Wie wichtig der Kurznachrichtendienst Twitter war, zeigte sich in den TV-Debatten. In bis zu 160 000 Tweets pro Minute wurden die Duelle in Echtzeit kommentiert, Minuten später griffen Blogs die Äußerungen auf, und dann folgten auch Nachrichtenseiten, Zeitungen und Fernsehsender. Als "21-Minuten-Nachrichtenzyklus" bezeichnete die einflussreiche Internet-Seite "Politico" diese Entwicklung, bei der die etablierten Medien den neuen hinterherhecheln. "Wir werden später zurückschauen und erkennen, dass das die ersten Twitter-Wahlen waren", schrieb das US-Wirtschaftsmagazin "Businessweek".

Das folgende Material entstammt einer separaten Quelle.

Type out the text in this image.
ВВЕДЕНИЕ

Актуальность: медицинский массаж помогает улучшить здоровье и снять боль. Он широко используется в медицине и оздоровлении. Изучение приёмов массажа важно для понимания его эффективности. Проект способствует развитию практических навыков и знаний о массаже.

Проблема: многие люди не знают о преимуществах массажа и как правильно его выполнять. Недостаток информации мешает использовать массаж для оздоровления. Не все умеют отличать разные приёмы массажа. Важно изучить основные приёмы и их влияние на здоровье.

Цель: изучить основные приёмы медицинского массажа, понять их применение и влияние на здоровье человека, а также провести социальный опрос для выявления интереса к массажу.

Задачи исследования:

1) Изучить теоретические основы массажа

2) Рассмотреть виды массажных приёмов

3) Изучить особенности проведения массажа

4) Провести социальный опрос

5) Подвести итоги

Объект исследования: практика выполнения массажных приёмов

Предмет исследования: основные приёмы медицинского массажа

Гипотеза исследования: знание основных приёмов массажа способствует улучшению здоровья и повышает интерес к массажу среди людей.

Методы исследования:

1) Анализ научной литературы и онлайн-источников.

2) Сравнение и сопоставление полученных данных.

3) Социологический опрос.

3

Auch in Deutschland wird der Wahlkampf digitaler
In Deutschland ist es dagegen immer noch kurios, wenn SPD-Chef Sigmar Gabriel in diesem Jahr Twitter entdeckt oder mit Peter Altmaier gar ein twitternder Politiker zum Minister berufen wird. Deswegen flogen deutsche Politiker in Scharen über den Atlantik, um sich von den US-Wahlkämpfern einige Kniffe abzuschauen. "Wir werden im Bundestagswahlkampf stärker auf soziale Netzwerke und Internet-TV setzen", kündigt CDU-Bundesgeschäftsführer Klaus Schüler an. Auch Matthias Machnig, derzeit Wirtschaftsminister in Thüringen, war Ende Oktober eine knappe Woche in den USA.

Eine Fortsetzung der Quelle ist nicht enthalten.